NGC 7000 The North American Nebula is magnitude +4.00, an emission nebula in the constellation Cygnus and close to the bright star Deneb. The nebula covers an area x10 the size of the full moon and was first discovered by William Herschel in October 1786, from Slough! When light pollution was obviously not an issue!
It is a huge interstellar cloud of ionised hydrogen and the shape we see from earth is caused by a band of interstellar dust that lies between it and our planet - this dust absorbs the light of stars and the nebula itself and somehow causes this shape to materialise to our vision. Can tell I'm no astrophysicist can't you! 😁
The portion of the nebula that represents Mexico and central America is known as the Cygnus Wall and is an area of concentrated star formation.
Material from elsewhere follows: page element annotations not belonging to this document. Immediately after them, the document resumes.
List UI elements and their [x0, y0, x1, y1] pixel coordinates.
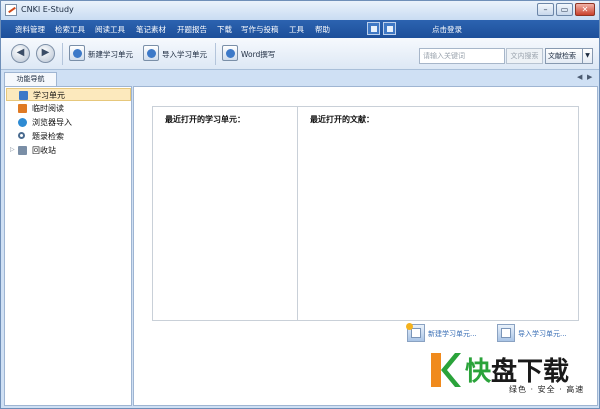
search-input[interactable]	[419, 48, 505, 64]
recent-documents-heading: 最近打开的文献：	[310, 115, 374, 124]
tab-scroll-left-icon[interactable]: ◀	[577, 73, 582, 81]
tree-item-label: 题录检索	[32, 132, 64, 141]
temp-reading-icon	[18, 104, 27, 113]
tree-item-label: 学习单元	[33, 91, 65, 100]
toolbar-separator	[215, 43, 216, 65]
search-scope-select[interactable]: 文献检索 ▼	[545, 48, 593, 64]
new-study-unit-button[interactable]: 新建学习单元	[69, 45, 137, 63]
tab-function-navigation[interactable]: 功能导航	[4, 72, 57, 86]
new-study-unit-link[interactable]: 新建学习单元...	[406, 323, 487, 344]
tree-item-label: 回收站	[32, 146, 56, 155]
tree-item-citation-search[interactable]: 题录检索	[6, 130, 131, 143]
new-study-unit-label: 新建学习单元	[88, 50, 133, 59]
menu-reading-tools[interactable]: 阅读工具	[95, 24, 125, 35]
layout-icon[interactable]	[367, 22, 380, 35]
forward-button[interactable]: ▶	[36, 44, 55, 63]
tree-item-browser-import[interactable]: 浏览器导入	[6, 116, 131, 129]
tab-strip: 功能导航 ◀ ▶	[1, 71, 599, 86]
app-window: CNKI E-Study – ▭ ✕ 资料管理 检索工具 阅读工具 笔记素材 开…	[0, 0, 600, 409]
back-button[interactable]: ◀	[11, 44, 30, 63]
import-study-unit-link-label: 导入学习单元...	[518, 330, 567, 338]
import-unit-icon	[497, 324, 515, 342]
import-unit-icon	[143, 45, 159, 61]
toolbar-separator	[62, 43, 63, 65]
menu-bar: 资料管理 检索工具 阅读工具 笔记素材 开题报告 下载 写作与投稿 工具 帮助 …	[1, 20, 599, 38]
toolbar: ◀ ▶ 新建学习单元 导入学习单元 Word撰写 文内搜索 文献检索 ▼	[1, 38, 599, 70]
word-write-label: Word撰写	[241, 50, 276, 59]
expand-arrow-icon[interactable]: ▷	[10, 146, 15, 153]
login-link[interactable]: 点击登录	[432, 24, 462, 35]
new-study-unit-link-label: 新建学习单元...	[428, 330, 477, 338]
navigation-tree: 学习单元 临时阅读 浏览器导入 题录检索 ▷ 回收站	[4, 86, 132, 406]
menu-download[interactable]: 下载	[217, 24, 232, 35]
tree-item-recycle-bin[interactable]: ▷ 回收站	[6, 144, 131, 157]
import-study-unit-link[interactable]: 导入学习单元...	[497, 324, 581, 344]
watermark-k-logo-icon	[431, 353, 461, 387]
restore-button[interactable]: ▭	[556, 3, 573, 16]
menu-help[interactable]: 帮助	[315, 24, 330, 35]
close-button[interactable]: ✕	[575, 3, 595, 16]
new-unit-icon	[406, 323, 425, 342]
tree-item-temp-reading[interactable]: 临时阅读	[6, 102, 131, 115]
tree-item-label: 临时阅读	[32, 104, 64, 113]
watermark-logo: 快盘下载 绿色 · 安全 · 高速	[429, 349, 599, 407]
search-icon	[18, 132, 25, 139]
watermark-title: 快盘下载	[465, 351, 569, 388]
menu-writing-submission[interactable]: 写作与投稿	[241, 24, 279, 35]
browser-import-icon	[18, 118, 27, 127]
word-icon	[222, 45, 238, 61]
import-study-unit-label: 导入学习单元	[162, 50, 207, 59]
title-bar: CNKI E-Study – ▭ ✕	[1, 1, 599, 20]
word-write-button[interactable]: Word撰写	[222, 45, 282, 63]
watermark-title-black: 盘下载	[491, 357, 570, 387]
in-text-search-button[interactable]: 文内搜索	[506, 48, 543, 64]
tree-item-label: 浏览器导入	[32, 118, 72, 127]
new-unit-icon	[69, 45, 85, 61]
app-logo-icon	[5, 4, 17, 16]
window-title: CNKI E-Study	[21, 5, 74, 14]
study-unit-icon	[19, 91, 28, 100]
search-scope-value: 文献检索	[548, 52, 576, 60]
menu-notes-materials[interactable]: 笔记素材	[136, 24, 166, 35]
tree-item-study-unit[interactable]: 学习单元	[6, 88, 131, 101]
recent-panel: 最近打开的学习单元： 最近打开的文献：	[152, 106, 579, 321]
tab-scroll-right-icon[interactable]: ▶	[587, 73, 592, 81]
minimize-button[interactable]: –	[537, 3, 554, 16]
watermark-title-green: 快	[465, 357, 492, 387]
recent-units-heading: 最近打开的学习单元：	[165, 115, 245, 124]
recent-divider	[297, 107, 298, 320]
watermark-tagline: 绿色 · 安全 · 高速	[509, 385, 585, 394]
recycle-bin-icon	[18, 146, 27, 155]
menu-resource-management[interactable]: 资料管理	[15, 24, 45, 35]
chevron-down-icon[interactable]: ▼	[582, 49, 592, 63]
menu-search-tools[interactable]: 检索工具	[55, 24, 85, 35]
menu-tools[interactable]: 工具	[289, 24, 304, 35]
menu-proposal-report[interactable]: 开题报告	[177, 24, 207, 35]
book-icon[interactable]	[383, 22, 396, 35]
import-study-unit-button[interactable]: 导入学习单元	[143, 45, 211, 63]
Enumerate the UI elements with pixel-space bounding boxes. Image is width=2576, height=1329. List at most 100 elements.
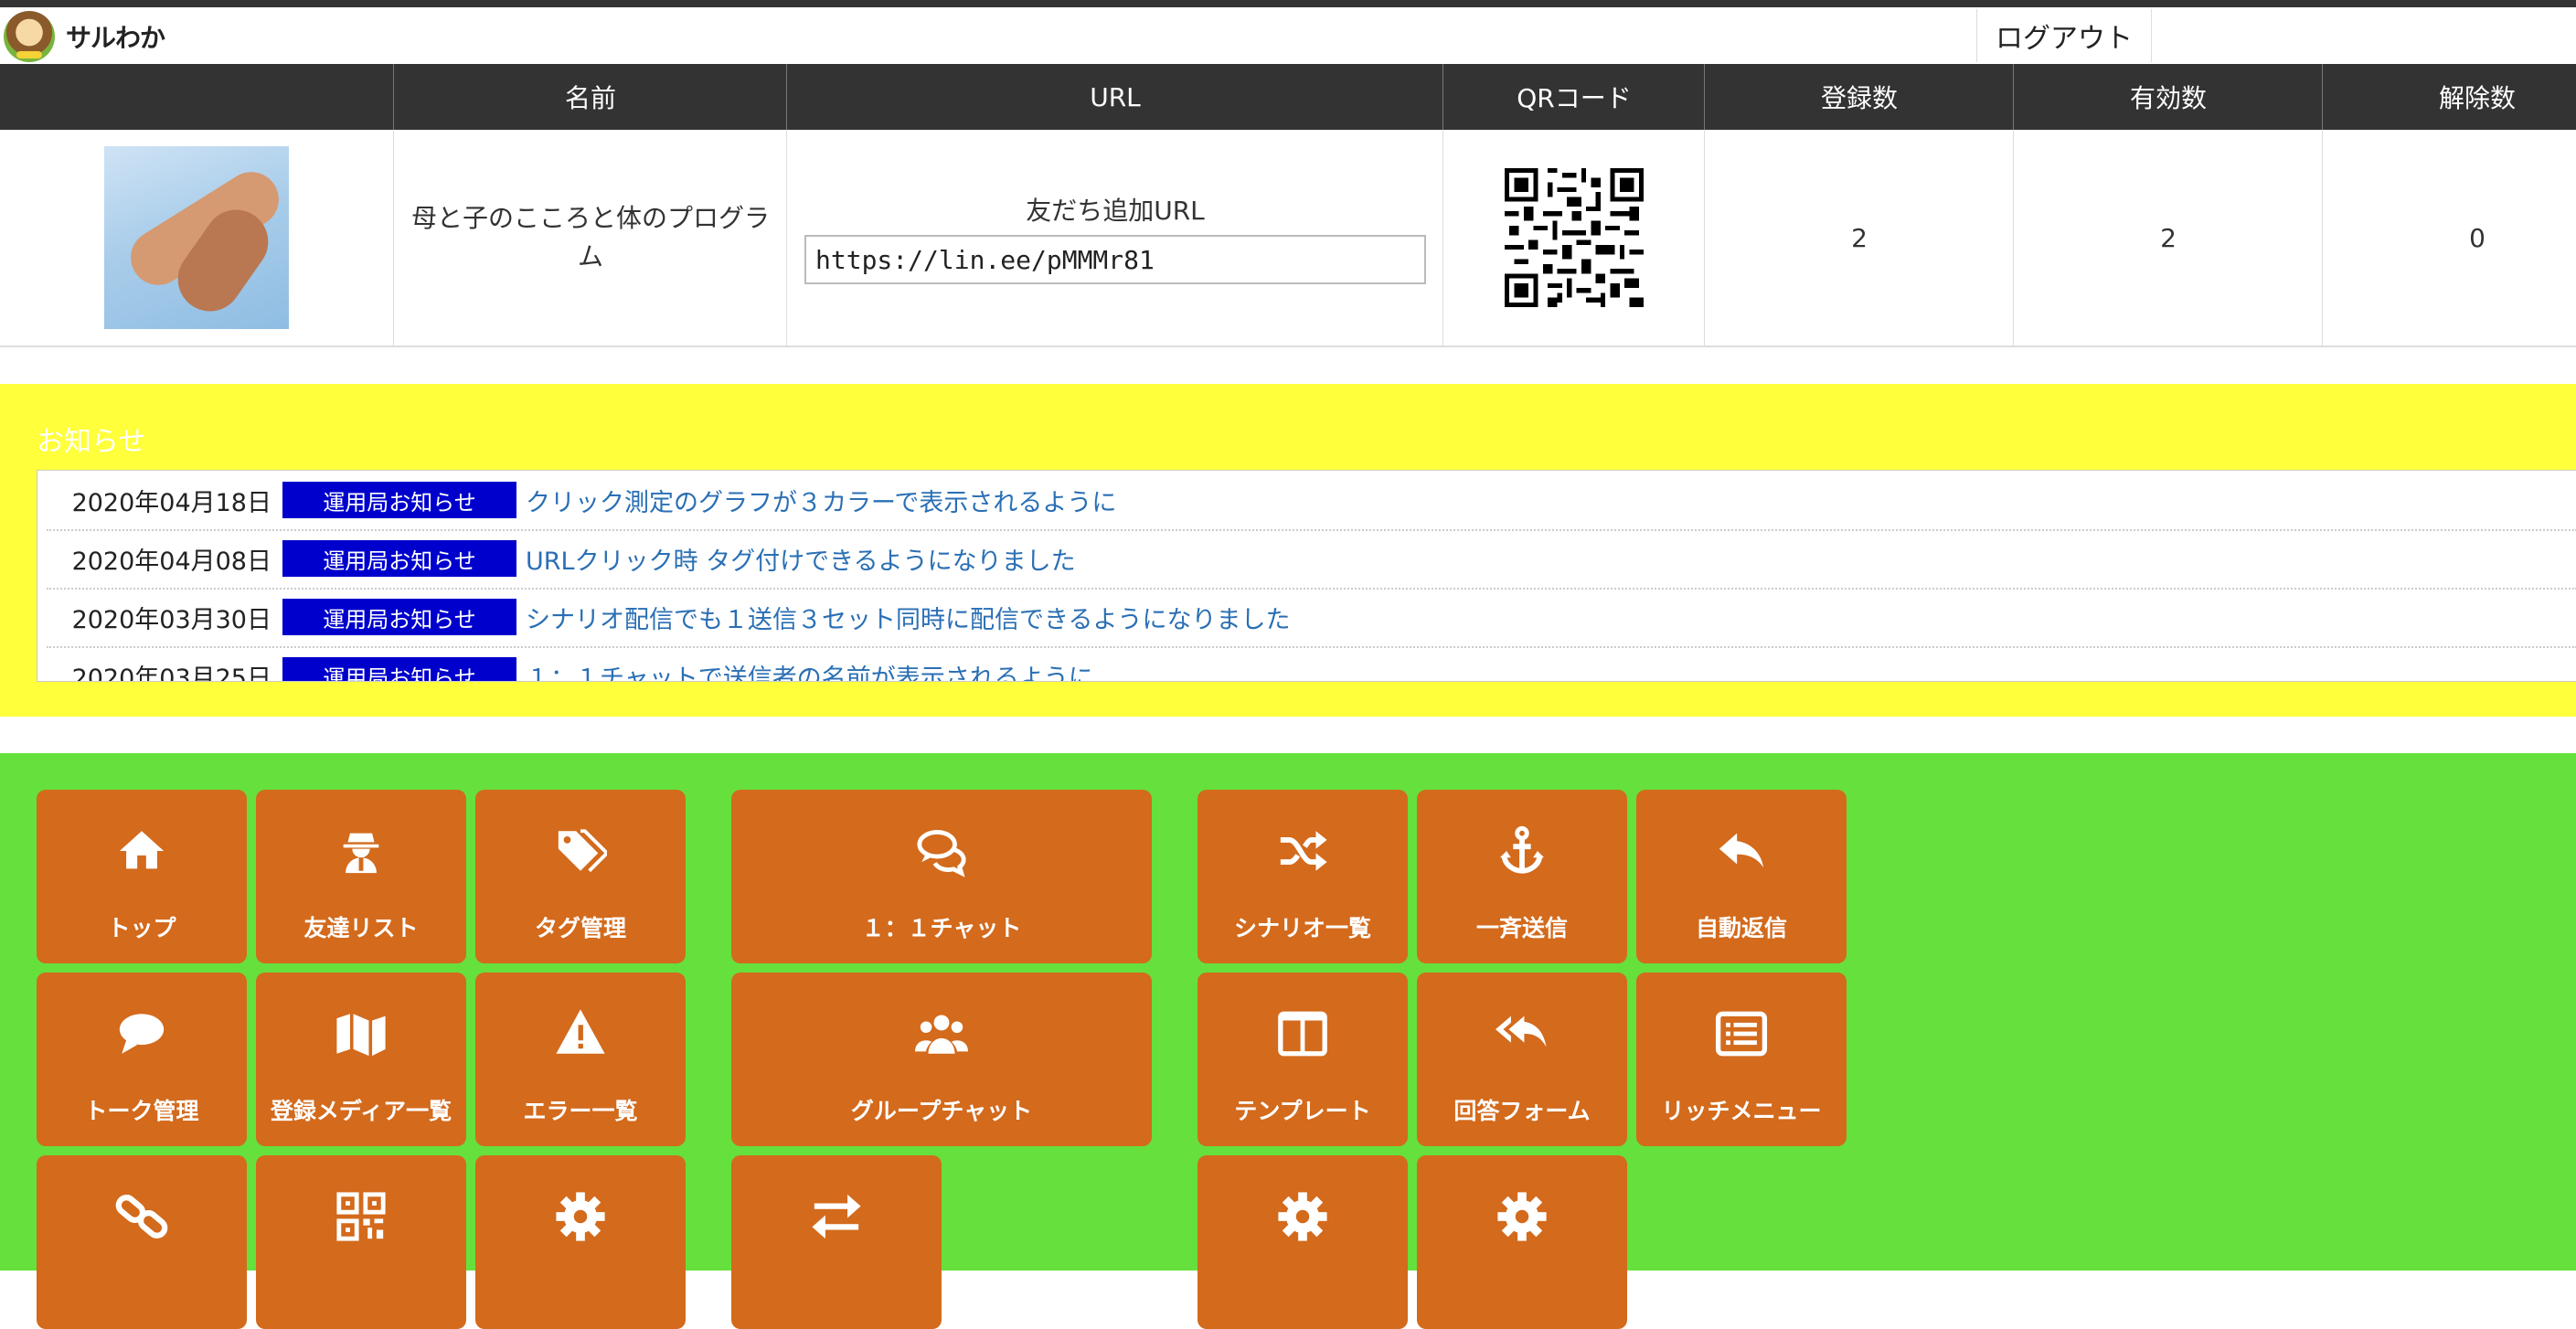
menu-tile-label: タグ管理 <box>534 915 626 941</box>
gear-icon <box>556 1192 605 1241</box>
link-icon <box>115 1195 168 1239</box>
list-item: 2020年03月25日 運用局お知らせ １：１チャットで送信者の名前が表示される… <box>47 646 2576 682</box>
map-icon <box>336 1014 386 1057</box>
account-table: 名前 URL QRコード 登録数 有効数 解除数 母と子のこころと体のプログラム… <box>0 64 2576 347</box>
account-table-header: 名前 URL QRコード 登録数 有効数 解除数 <box>0 64 2576 130</box>
column-header-url: URL <box>786 64 1443 130</box>
news-title: お知らせ <box>37 426 146 458</box>
column-header-active: 有効数 <box>2013 64 2323 130</box>
news-list[interactable]: 2020年04月18日 運用局お知らせ クリック測定のグラフが３カラーで表示され… <box>37 470 2576 682</box>
menu-tile-settings-3[interactable] <box>1417 1155 1627 1329</box>
site-header: サルわか ログアウト <box>0 7 2576 64</box>
menu-tile-rich-menu[interactable]: リッチメニュー <box>1636 973 1847 1146</box>
account-name-cell: 母と子のこころと体のプログラム <box>393 130 787 346</box>
news-link[interactable]: URLクリック時 タグ付けできるようになりました <box>526 541 1076 577</box>
list-alt-icon <box>1715 1011 1768 1057</box>
monkey-logo-icon <box>4 11 55 62</box>
news-link[interactable]: クリック測定のグラフが３カラーで表示されるように <box>526 483 1116 518</box>
menu-tile-label: 回答フォーム <box>1453 1098 1591 1124</box>
qrcode-image <box>1505 168 1644 307</box>
account-name: 母と子のこころと体のプログラム <box>410 203 770 271</box>
news-badge: 運用局お知らせ <box>282 540 516 577</box>
account-image-cell <box>0 130 393 346</box>
list-item: 2020年04月18日 運用局お知らせ クリック測定のグラフが３カラーで表示され… <box>47 471 2576 531</box>
brand-name: サルわか <box>66 23 165 53</box>
menu-tile-top[interactable]: トップ <box>37 790 247 963</box>
news-badge: 運用局お知らせ <box>282 482 516 518</box>
friend-add-url-input[interactable] <box>804 235 1426 284</box>
group-icon <box>915 1015 968 1054</box>
account-photo <box>104 146 289 329</box>
menu-tile-media-list[interactable]: 登録メディア一覧 <box>256 973 466 1146</box>
menu-tile-errors[interactable]: エラー一覧 <box>475 973 686 1146</box>
menu-tile-one-to-one-chat[interactable]: １：１チャット <box>731 790 1152 963</box>
gear-icon <box>1497 1192 1547 1241</box>
home-icon <box>119 831 165 869</box>
menu-tile-label: シナリオ一覧 <box>1233 915 1371 941</box>
menu-tile-auto-reply[interactable]: 自動返信 <box>1636 790 1847 963</box>
menu-tile-tags[interactable]: タグ管理 <box>475 790 686 963</box>
menu-tile-label: テンプレート <box>1234 1098 1371 1124</box>
active-count: 2 <box>2013 130 2323 346</box>
menu-tile-group-chat[interactable]: グループチャット <box>731 973 1152 1146</box>
column-header-image <box>0 64 393 130</box>
menu-tile-label: 一斉送信 <box>1475 915 1568 941</box>
menu-tile-answer-form[interactable]: 回答フォーム <box>1417 973 1627 1146</box>
shuffle-icon <box>1280 831 1327 871</box>
news-badge: 運用局お知らせ <box>282 657 516 681</box>
menu-tile-templates[interactable]: テンプレート <box>1198 973 1408 1146</box>
menu-tile-talk-management[interactable]: トーク管理 <box>37 973 247 1146</box>
menu-tile-friends[interactable]: 友達リスト <box>256 790 466 963</box>
menu-tile-label: リッチメニュー <box>1661 1098 1822 1124</box>
menu-tile-label: １：１チャット <box>861 915 1022 941</box>
exchange-icon <box>812 1194 861 1239</box>
column-header-unsubscribed: 解除数 <box>2322 64 2576 130</box>
menu-tile-label: 友達リスト <box>303 915 419 941</box>
top-stripe <box>0 0 2576 7</box>
news-link[interactable]: シナリオ配信でも１送信３セット同時に配信できるようになりました <box>526 600 1290 635</box>
menu-tile-label: トーク管理 <box>84 1098 199 1124</box>
menu-tile-label: 登録メディア一覧 <box>270 1098 452 1124</box>
gear-icon <box>1278 1192 1327 1241</box>
comment-icon <box>119 1014 165 1054</box>
menu-tile-qrcode[interactable] <box>256 1155 466 1329</box>
news-date: 2020年04月08日 <box>71 547 271 576</box>
qrcode-icon <box>336 1192 386 1241</box>
qrcode-cell <box>1442 130 1705 346</box>
menu-tile-links[interactable] <box>37 1155 247 1329</box>
news-badge: 運用局お知らせ <box>282 599 516 635</box>
news-date: 2020年03月25日 <box>71 664 271 682</box>
user-secret-icon <box>343 833 379 874</box>
friend-add-url-label: 友だち追加URL <box>1026 196 1205 226</box>
reply-icon <box>1719 833 1764 868</box>
list-item: 2020年04月08日 運用局お知らせ URLクリック時 タグ付けできるようにな… <box>47 529 2576 590</box>
chat-bubbles-icon <box>917 830 966 877</box>
menu-tile-settings-2[interactable] <box>1198 1155 1408 1329</box>
list-item: 2020年03月30日 運用局お知らせ シナリオ配信でも１送信３セット同時に配信… <box>47 588 2576 648</box>
reply-all-icon <box>1496 1015 1547 1047</box>
brand-logo[interactable]: サルわか <box>4 11 165 62</box>
columns-icon <box>1278 1011 1327 1057</box>
logout-button[interactable]: ログアウト <box>1976 9 2152 62</box>
menu-tile-exchange[interactable] <box>731 1155 942 1329</box>
anchor-icon <box>1499 825 1545 874</box>
menu-tile-scenarios[interactable]: シナリオ一覧 <box>1198 790 1408 963</box>
main-menu: トップ 友達リスト タグ管理 １：１チャット シナリオ一覧 一斉送信 自動返信 … <box>0 753 2576 1329</box>
menu-tile-broadcast[interactable]: 一斉送信 <box>1417 790 1627 963</box>
warning-icon <box>556 1009 605 1054</box>
menu-tile-label: 自動返信 <box>1695 915 1787 941</box>
table-row: 母と子のこころと体のプログラム 友だち追加URL https://lin.ee/… <box>0 130 2576 347</box>
registered-count: 2 <box>1704 130 2014 346</box>
news-date: 2020年04月18日 <box>71 488 271 517</box>
column-header-qrcode: QRコード <box>1442 64 1705 130</box>
column-header-name: 名前 <box>393 64 787 130</box>
menu-tile-label: エラー一覧 <box>523 1098 638 1124</box>
account-url-cell: 友だち追加URL <box>786 130 1443 346</box>
menu-tile-settings[interactable] <box>475 1155 686 1329</box>
menu-tile-label: トップ <box>107 915 176 941</box>
news-section: お知らせ 2020年04月18日 運用局お知らせ クリック測定のグラフが３カラー… <box>0 384 2576 717</box>
news-link[interactable]: １：１チャットで送信者の名前が表示されるように <box>526 658 1093 682</box>
news-date: 2020年03月30日 <box>71 605 271 634</box>
column-header-registered: 登録数 <box>1704 64 2014 130</box>
unsubscribed-count: 0 <box>2322 130 2576 346</box>
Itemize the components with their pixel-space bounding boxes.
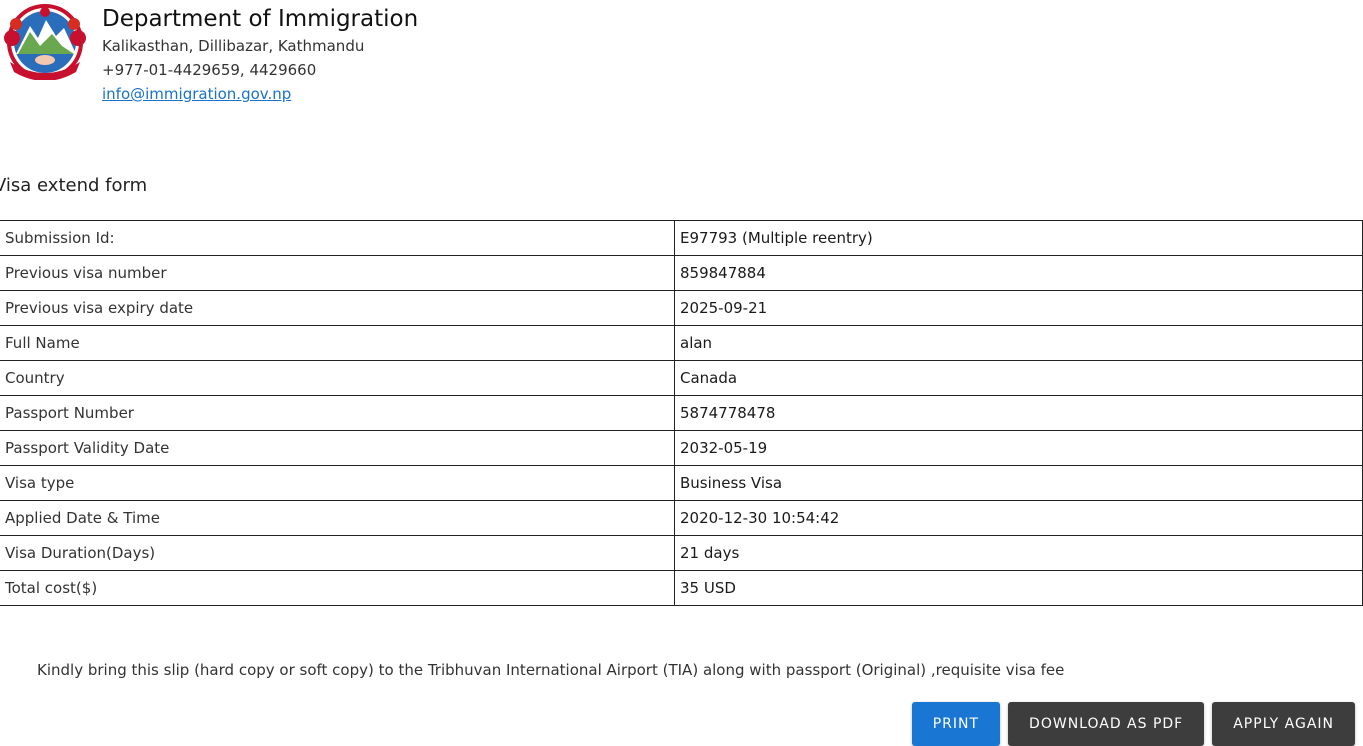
row-value: 859847884 xyxy=(674,255,1363,291)
row-value: 21 days xyxy=(674,535,1363,571)
row-label: Total cost($) xyxy=(0,570,675,606)
table-row: Country Canada xyxy=(0,360,1363,396)
row-label: Country xyxy=(0,360,675,396)
apply-again-button[interactable]: APPLY AGAIN xyxy=(1212,702,1355,746)
org-phone: +977-01-4429659, 4429660 xyxy=(102,61,317,79)
row-label: Passport Number xyxy=(0,395,675,431)
row-value: 35 USD xyxy=(674,570,1363,606)
page-header: Department of Immigration Kalikasthan, D… xyxy=(0,0,700,110)
row-value: Business Visa xyxy=(674,465,1363,501)
row-value: 2020-12-30 10:54:42 xyxy=(674,500,1363,536)
row-value: 2025-09-21 xyxy=(674,290,1363,326)
action-buttons: PRINT DOWNLOAD AS PDF APPLY AGAIN xyxy=(911,702,1355,746)
row-label: Previous visa expiry date xyxy=(0,290,675,326)
row-label: Visa type xyxy=(0,465,675,501)
download-pdf-button[interactable]: DOWNLOAD AS PDF xyxy=(1008,702,1205,746)
table-row: Visa Duration(Days) 21 days xyxy=(0,535,1363,571)
row-value: 5874778478 xyxy=(674,395,1363,431)
org-info: Department of Immigration Kalikasthan, D… xyxy=(102,4,418,106)
visa-details-table: Submission Id: E97793 (Multiple reentry)… xyxy=(0,220,1363,606)
row-value: Canada xyxy=(674,360,1363,396)
org-title: Department of Immigration xyxy=(102,6,419,32)
table-row: Total cost($) 35 USD xyxy=(0,570,1363,606)
row-value: 2032-05-19 xyxy=(674,430,1363,466)
table-row: Previous visa number 859847884 xyxy=(0,255,1363,291)
row-value: E97793 (Multiple reentry) xyxy=(674,220,1363,256)
org-email-link[interactable]: info@immigration.gov.np xyxy=(102,85,291,103)
row-label: Submission Id: xyxy=(0,220,675,256)
table-row: Submission Id: E97793 (Multiple reentry) xyxy=(0,220,1363,256)
row-label: Passport Validity Date xyxy=(0,430,675,466)
row-label: Applied Date & Time xyxy=(0,500,675,536)
row-label: Full Name xyxy=(0,325,675,361)
print-button[interactable]: PRINT xyxy=(911,702,1001,746)
org-address: Kalikasthan, Dillibazar, Kathmandu xyxy=(102,37,365,55)
nepal-emblem-icon xyxy=(4,4,86,80)
row-label: Previous visa number xyxy=(0,255,675,291)
table-row: Previous visa expiry date 2025-09-21 xyxy=(0,290,1363,326)
table-row: Visa type Business Visa xyxy=(0,465,1363,501)
row-value: alan xyxy=(674,325,1363,361)
table-row: Passport Number 5874778478 xyxy=(0,395,1363,431)
table-row: Full Name alan xyxy=(0,325,1363,361)
row-label: Visa Duration(Days) xyxy=(0,535,675,571)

From us to the nebula is around 2,500 light years.
So why do we see red? The hydrogen alpha area shine because their hydrogen gas has been ionised by UV radiation from a nearby hot star. For a long time it was thought that this was due to the proximity of Deneb, but not so! Its surface temperature is only 8500K. A star with at least a surface temperature of 35,000K is required. Deneb is not hot enough and too far away from the middle of the nebula complex.
So, where is the UV coming from? There is a star off the 'Florida' coast area of the nebula which may be a contender. It appears small and dim from Earth because it is behind the nebula but it is closer than Deneb and its surface temperature is 40,000K. Ideal!
And IC 5070 The Pelican Nebula?
Tricky to discern but I have circled it above. You will need a little imagination here! Early astronomers thought the nebulous gas emissions resembled a pelican! Nope! Me neither but hey there we go!
Anyway, it is an area of very intense mixed star formation and gas cloud formation and is highly studied by modern astronomers today. Light from energetic young stars are slowly transforming cold gases to hot ones, so causing an ionised front to slowly advance outwards.
IC 5070 is divided from NGC 7000 by a dark dust molecular cloud area.
Still can't see the Pelican? Look for a dark dust cloud eye and then a long bill. The bright front of ionised gas curves away forming the head and the neck.
Nope, me neither! And normally, as a geographer, I am really good at this 'spatial awareness' malarkey!